Virchow me observó en silencio por un momento. Sabía que estaba sopesando sus palabras. Finalmente, suspiró, derrotado.

—Está bien, Diana. Es tu decisión. Pero asume las consecuencias. Terminar el caso era una excelente oportunidad para consolidarte en el despacho, y esto... esto no te va a ayudar.

Asentí, agradeciendo que, al menos, no hubiera insistido más.

—Gracias, señor Virchow. Lo entiendo. —Me di la vuelta para salir, pero él habló antes de que cruzara la puerta.

—Solo recuerda una cosa: en este negocio, abandonar no siempre es una opción. Hoy es Claude, mañana podría ser un cliente mucho más influyente. Piénsalo.

Sus palabras quedaron suspendidas en el aire como una advertencia que no podía ignorar. Aunque me negaba a admitirlo, Virchow tenía un punto. Mientras me retiraba de su despacho, mi mente no dejaba de dar vueltas al caso y a lo que había descubierto. Si no fuera por León, jamás habría sabido de la jugada sucia de Mónica y las pruebas que Lorenzo tenía bajo la manga. Pruebas que, para mi sorpresa, podrían inclinar la balanza de manera decisiva en su favor.
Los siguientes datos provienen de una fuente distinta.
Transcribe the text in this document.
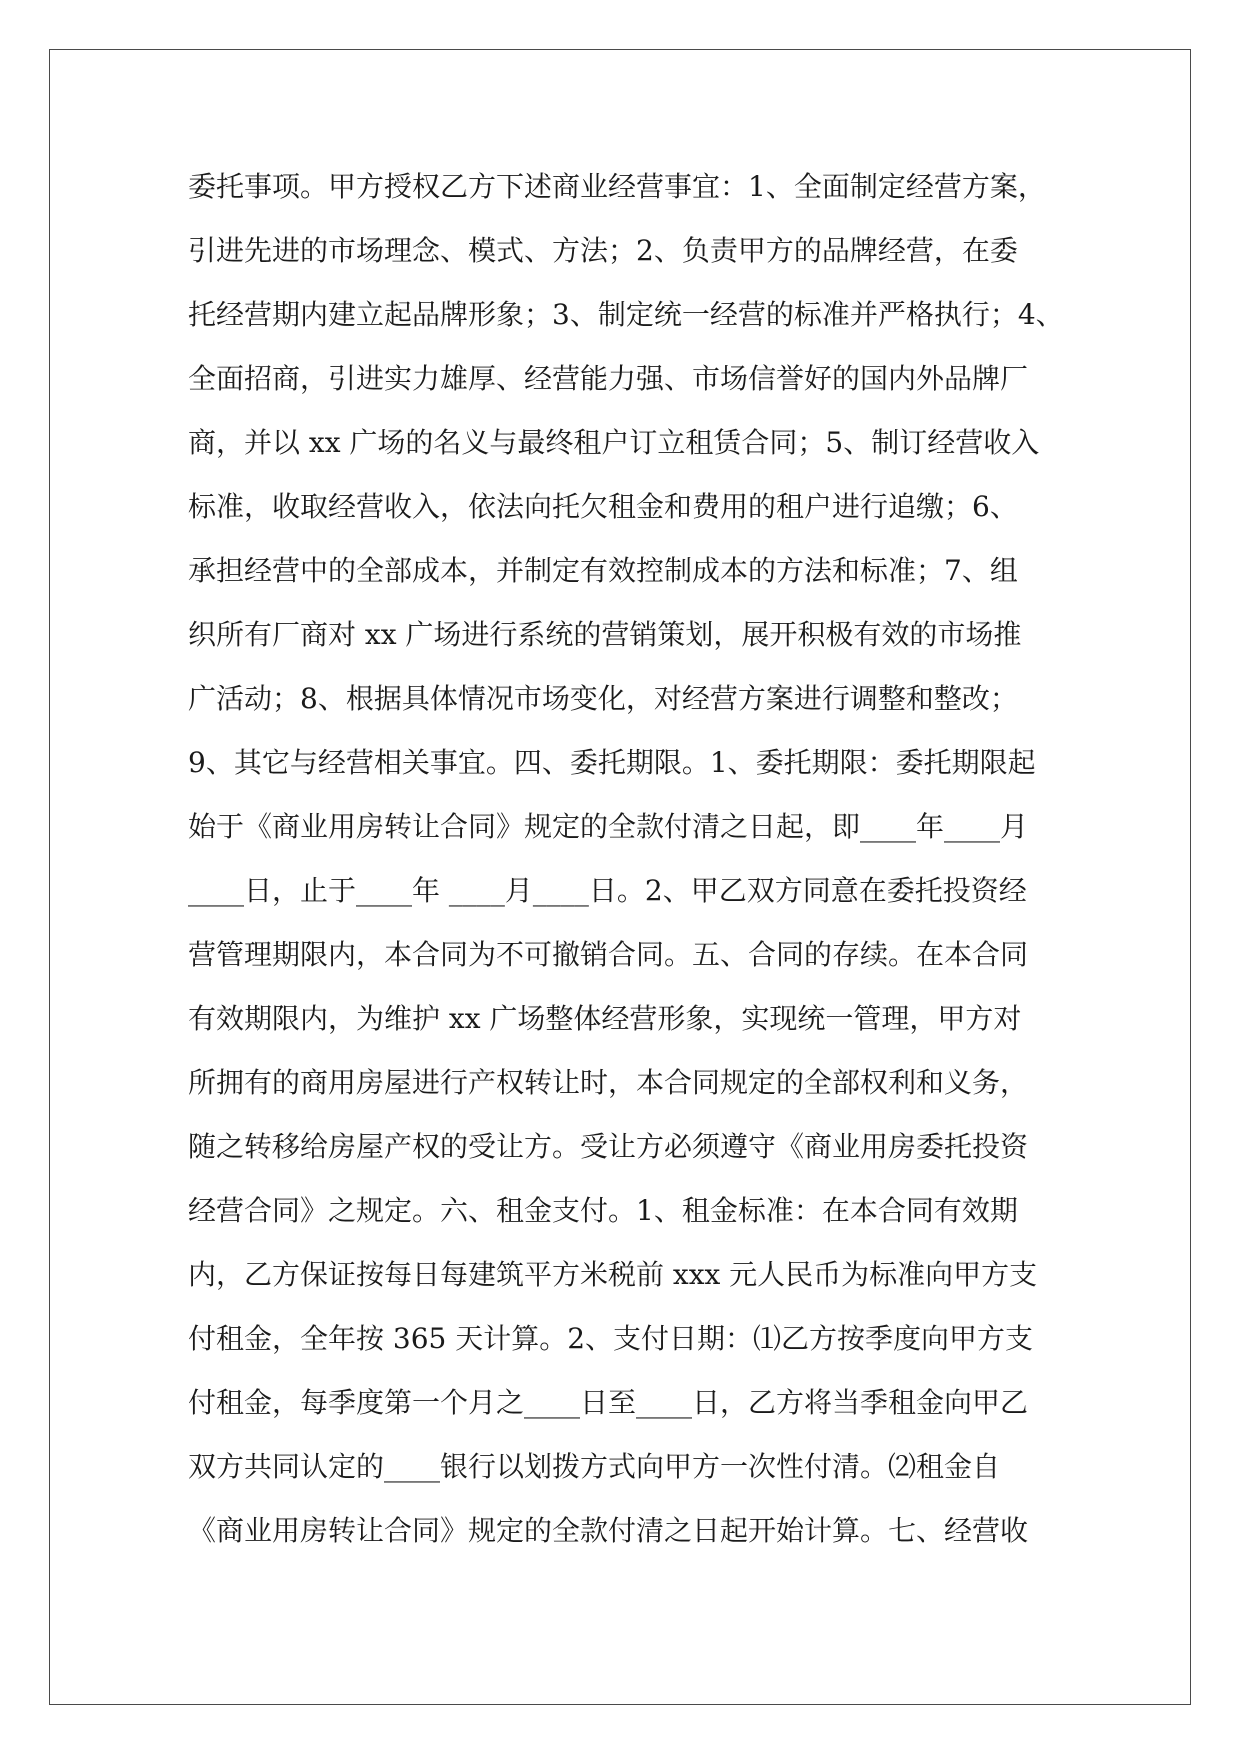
委托事项。甲方授权乙方下述商业经营事宜：1、全面制定经营方案，
引进先进的市场理念、模式、方法；2、负责甲方的品牌经营，在委
托经营期内建立起品牌形象；3、制定统一经营的标准并严格执行；4、
全面招商，引进实力雄厚、经营能力强、市场信誉好的国内外品牌厂
商，并以 xx 广场的名义与最终租户订立租赁合同；5、制订经营收入
标准，收取经营收入，依法向托欠租金和费用的租户进行追缴；6、
承担经营中的全部成本，并制定有效控制成本的方法和标准；7、组
织所有厂商对 xx 广场进行系统的营销策划，展开积极有效的市场推
广活动；8、根据具体情况市场变化，对经营方案进行调整和整改；
9、其它与经营相关事宜。四、委托期限。1、委托期限：委托期限起
始于《商业用房转让合同》规定的全款付清之日起，即____年____月
____日，止于____年 ____月____日。2、甲乙双方同意在委托投资经
营管理期限内，本合同为不可撤销合同。五、合同的存续。在本合同
有效期限内，为维护 xx 广场整体经营形象，实现统一管理，甲方对
所拥有的商用房屋进行产权转让时，本合同规定的全部权利和义务，
随之转移给房屋产权的受让方。受让方必须遵守《商业用房委托投资
经营合同》之规定。六、租金支付。1、租金标准：在本合同有效期
内，乙方保证按每日每建筑平方米税前 xxx 元人民币为标准向甲方支
付租金，全年按 365 天计算。2、支付日期：⑴乙方按季度向甲方支
付租金，每季度第一个月之____日至____日，乙方将当季租金向甲乙
双方共同认定的____银行以划拨方式向甲方一次性付清。⑵租金自
《商业用房转让合同》规定的全款付清之日起开始计算。七、经营收
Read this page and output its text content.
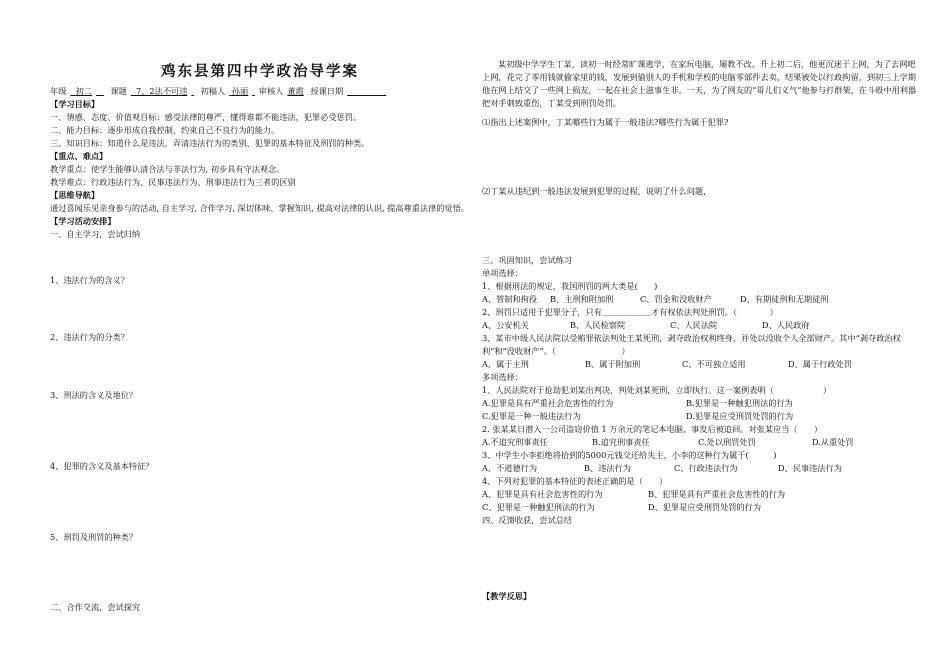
鸡东县第四中学政治导学案
年级 初二 课题 7、2法不可违 初稿人 孙丽 审核人 董霞 授课日期
【学习目标】
一、情感、态度、价值观目标：感受法律的尊严，懂得谁都不能违法，犯罪必受惩罚。
二、能力目标：逐步形成自我控制、约束自己不良行为的能力。
三、知识目标：知道什么是违法，弄清违法行为的类别、犯罪的基本特征及刑罚的种类。
【重点、难点】
教学重点：使学生能够认清合法与非法行为, 初步具有守法观念。
教学难点：行政违法行为、民事违法行为、刑事违法行为三者的区别
【思维导航】
通过喜闻乐见亲身参与的活动, 自主学习, 合作学习, 深切体味、掌握知识, 提高对法律的认识, 提高尊重法律的觉悟。
【学习活动安排】
一、自主学习，尝试归纳
1、违法行为的含义？
2、违法行为的分类？
3、刑法的含义及地位？
4、犯罪的含义及基本特征？
5、刑罚及刑罚的种类？
二、合作交流，尝试探究
某初级中学学生丁某，读初一时经常旷课逃学，在家玩电脑，屡教不改。升上初二后，他更沉迷于上网，为了去网吧上网，花完了零用钱就偷家里的钱，发展到偷别人的手机和学校的电脑零部件去卖，结果被处以行政拘留。到初三上学期他在网上结交了一些网上损友，一起在社会上滋事生非。一天，为了网友的“哥儿们义气”他参与打群架，在斗殴中用利器把对手刺致重伤，丁某受到刑罚处罚。
⑴指出上述案例中，丁某哪些行为属于一般违法?哪些行为属于犯罪?
⑵丁某从违纪到一般违法发展到犯罪的过程，说明了什么问题，
三、巩固知识，尝试练习
单项选择：
1、根据刑法的规定，我国刑罚的两大类是(　　)
A、管制和拘役 B、主刑和附加刑	C、罚金和没收财产	D、有期徒刑和无期徒刑
2、刑罚只适用于犯罪分子，只有＿＿＿＿＿＿才有权依法判处刑罚。（　　　　）
A、公安机关	B、人民检察院	C、人民法院	D、人民政府
3、某市中级人民法院以受贿罪依法判处王某死刑，剥夺政治权利终身，并处以没收个人全部财产。其中“剥夺政治权利”和“没收财产”。（　　　　　　　　）
A、属于主刑	B、属于附加刑	C、不可独立适用	D、属于行政处罚
多项选择：
1、人民法院对于抢劫犯刘某出判决，判处刘某死刑，立即执行。这一案例表明（　　　　　　）
A.犯罪是具有严重社会危害性的行为	B.犯罪是一种触犯刑法的行为
C.犯罪是一种一般违法行为	D.犯罪是应受刑罚处罚的行为
2. 张某某日潜入一公司盗窃价值 1 万余元的笔记本电脑，事发后被追回。对张某应当（　　）
A.不追究刑事责任	B.追究刑事责任	C.处以刑罚处罚	D.从重处罚
3、中学生小李拒绝将拾到的5000元钱交还给失主，小李的这种行为属于(　　　)
A、不道德行为	B、违法行为	C、行政违法行为	D、民事违法行为
4、下列对犯罪的基本特征的表述正确的是（　　）
A、犯罪是具有社会危害性的行为	B、犯罪是具有严重社会危害性的行为
C、犯罪是一种触犯刑法的行为	D、犯罪是应受刑罚处罚的行为
四、反馈收获，尝试总结
【教学反思】
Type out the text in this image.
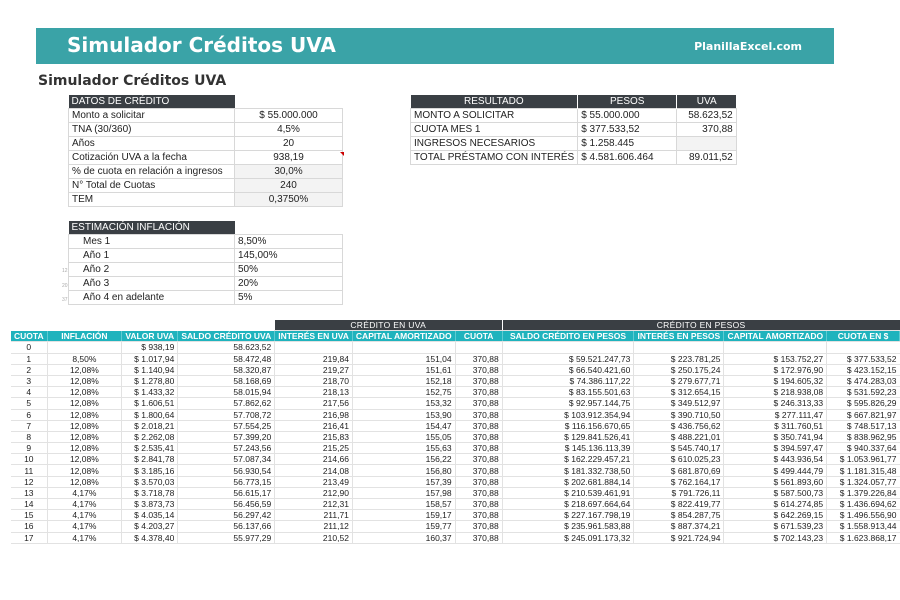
Simulador Créditos UVA	PlanillaExcel.com
Simulador Créditos UVA
DATOS DE CRÉDITO	
Monto a solicitar	$ 55.000.000
TNA (30/360)	4,5%
Años	20
Cotización UVA a la fecha	938,19
% de cuota en relación a ingresos	30,0%
N° Total de Cuotas	240
TEM	0,3750%
RESULTADO	PESOS	UVA
MONTO A SOLICITAR	$ 55.000.000	58.623,52
CUOTA MES 1	$ 377.533,52	370,88
INGRESOS NECESARIOS	$ 1.258.445	
TOTAL PRÉSTAMO CON INTERÉS	$ 4.581.606.464	89.011,52
ESTIMACIÓN INFLACIÓN	
Mes 1	8,50%
Año 1	145,00%
Año 2	50%
Año 3	20%
Año 4 en adelante	5%
				CRÉDITO EN UVA			CRÉDITO EN PESOS			
CUOTA	INFLACIÓN	VALOR UVA	SALDO CRÉDITO UVA	INTERÉS EN UVA	CAPITAL AMORTIZADO	CUOTA	SALDO CRÉDITO EN PESOS	INTERÉS EN PESOS	CAPITAL AMORTIZADO	CUOTA EN $
0		$ 938,19	58.623,52							
1	8,50%	$ 1.017,94	58.472,48	219,84	151,04	370,88	$ 59.521.247,73	$ 223.781,25	$ 153.752,27	$ 377.533,52
2	12,08%	$ 1.140,94	58.320,87	219,27	151,61	370,88	$ 66.540.421,60	$ 250.175,24	$ 172.976,90	$ 423.152,15
3	12,08%	$ 1.278,80	58.168,69	218,70	152,18	370,88	$ 74.386.117,22	$ 279.677,71	$ 194.605,32	$ 474.283,03
4	12,08%	$ 1.433,32	58.015,94	218,13	152,75	370,88	$ 83.155.501,63	$ 312.654,15	$ 218.938,08	$ 531.592,23
5	12,08%	$ 1.606,51	57.862,62	217,56	153,32	370,88	$ 92.957.144,75	$ 349.512,97	$ 246.313,33	$ 595.826,29
6	12,08%	$ 1.800,64	57.708,72	216,98	153,90	370,88	$ 103.912.354,94	$ 390.710,50	$ 277.111,47	$ 667.821,97
7	12,08%	$ 2.018,21	57.554,25	216,41	154,47	370,88	$ 116.156.670,65	$ 436.756,62	$ 311.760,51	$ 748.517,13
8	12,08%	$ 2.262,08	57.399,20	215,83	155,05	370,88	$ 129.841.526,41	$ 488.221,01	$ 350.741,94	$ 838.962,95
9	12,08%	$ 2.535,41	57.243,56	215,25	155,63	370,88	$ 145.136.113,39	$ 545.740,17	$ 394.597,47	$ 940.337,64
10	12,08%	$ 2.841,78	57.087,34	214,66	156,22	370,88	$ 162.229.457,21	$ 610.025,23	$ 443.936,54	$ 1.053.961,77
11	12,08%	$ 3.185,16	56.930,54	214,08	156,80	370,88	$ 181.332.738,50	$ 681.870,69	$ 499.444,79	$ 1.181.315,48
12	12,08%	$ 3.570,03	56.773,15	213,49	157,39	370,88	$ 202.681.884,14	$ 762.164,17	$ 561.893,60	$ 1.324.057,77
13	4,17%	$ 3.718,78	56.615,17	212,90	157,98	370,88	$ 210.539.461,91	$ 791.726,11	$ 587.500,73	$ 1.379.226,84
14	4,17%	$ 3.873,73	56.456,59	212,31	158,57	370,88	$ 218.697.664,64	$ 822.419,77	$ 614.274,85	$ 1.436.694,62
15	4,17%	$ 4.035,14	56.297,42	211,71	159,17	370,88	$ 227.167.798,19	$ 854.287,75	$ 642.269,15	$ 1.496.556,90
16	4,17%	$ 4.203,27	56.137,66	211,12	159,77	370,88	$ 235.961.583,88	$ 887.374,21	$ 671.539,23	$ 1.558.913,44
17	4,17%	$ 4.378,40	55.977,29	210,52	160,37	370,88	$ 245.091.173,32	$ 921.724,94	$ 702.143,23	$ 1.623.868,17
12
20
37
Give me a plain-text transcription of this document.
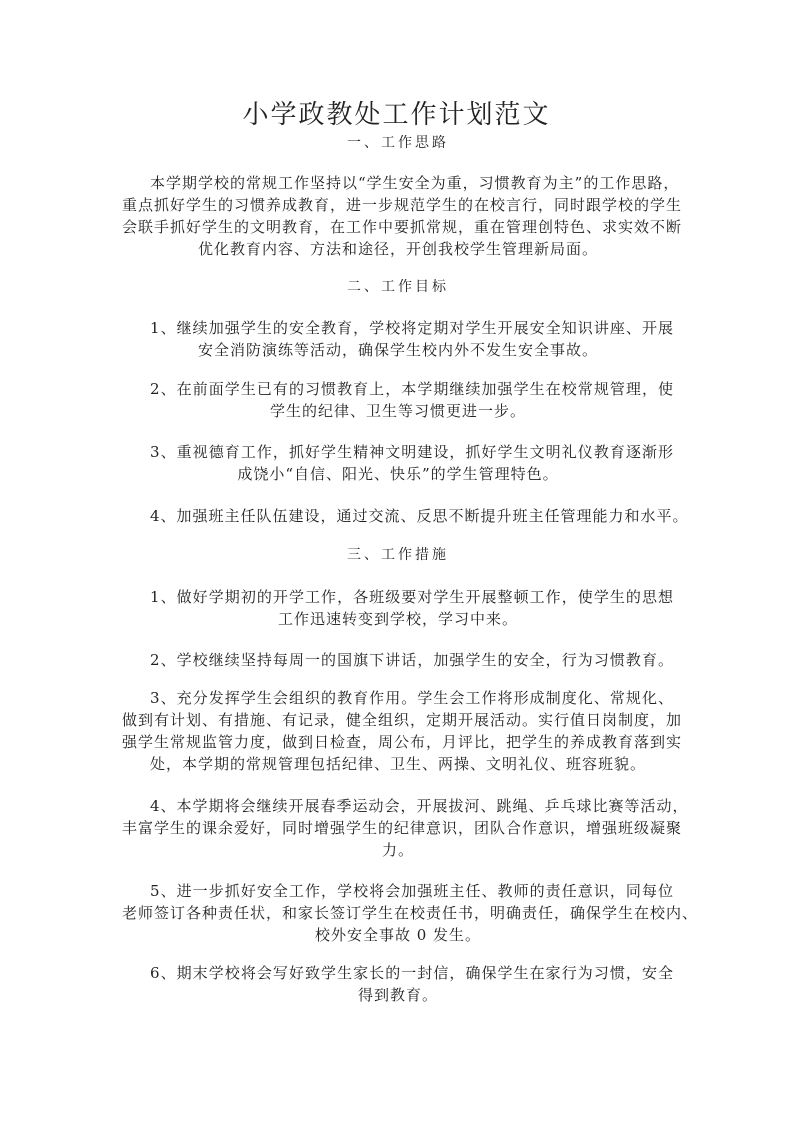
小学政教处工作计划范文
一、工作思路
本学期学校的常规工作坚持以“学生安全为重，习惯教育为主”的工作思路，
重点抓好学生的习惯养成教育，进一步规范学生的在校言行，同时跟学校的学生
会联手抓好学生的文明教育，在工作中要抓常规，重在管理创特色、求实效不断
优化教育内容、方法和途径，开创我校学生管理新局面。
二、工作目标
1、继续加强学生的安全教育，学校将定期对学生开展安全知识讲座、开展
安全消防演练等活动，确保学生校内外不发生安全事故。
2、在前面学生已有的习惯教育上，本学期继续加强学生在校常规管理，使
学生的纪律、卫生等习惯更进一步。
3、重视德育工作，抓好学生精神文明建设，抓好学生文明礼仪教育逐渐形
成饶小“自信、阳光、快乐”的学生管理特色。
4、加强班主任队伍建设，通过交流、反思不断提升班主任管理能力和水平。
三、工作措施
1、做好学期初的开学工作，各班级要对学生开展整顿工作，使学生的思想
工作迅速转变到学校，学习中来。
2、学校继续坚持每周一的国旗下讲话，加强学生的安全，行为习惯教育。
3、充分发挥学生会组织的教育作用。学生会工作将形成制度化、常规化、
做到有计划、有措施、有记录，健全组织，定期开展活动。实行值日岗制度，加
强学生常规监管力度，做到日检查，周公布，月评比，把学生的养成教育落到实
处，本学期的常规管理包括纪律、卫生、两操、文明礼仪、班容班貌。
4、本学期将会继续开展春季运动会，开展拔河、跳绳、乒乓球比赛等活动，
丰富学生的课余爱好，同时增强学生的纪律意识，团队合作意识，增强班级凝聚
力。
5、进一步抓好安全工作，学校将会加强班主任、教师的责任意识，同每位
老师签订各种责任状，和家长签订学生在校责任书，明确责任，确保学生在校内、
校外安全事故 0 发生。
6、期末学校将会写好致学生家长的一封信，确保学生在家行为习惯，安全
得到教育。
Respiré hondo mientras avanzaba por el pasillo hacia mi oficina. No podía evitar sentir que había algo profundamente podrido en todo esto, y no solo por la deshonestidad de ambas partes. Mónica había jugado sus cartas de manera poco ética, y Lorenzo... bueno, Lorenzo era un experto en el arte de manipular las reglas a su conveniencia. El caso estaba viciado desde el principio.

Pero Virchow tenía razón en algo más: abandonar ahora no solo sería un golpe para mi reputación, sino también para mi integridad profesional. Todo estaba demasiado avanzado, y lo único que podía hacer era minimizar los daños. Si el juicio estaba perdido, al menos debía asegurarme de que la narrativa se inclinara hacia Mónica lo suficiente como para salvar algo de su dignidad, aunque fuera a costa de exponer a Lorenzo como el villano que realmente era.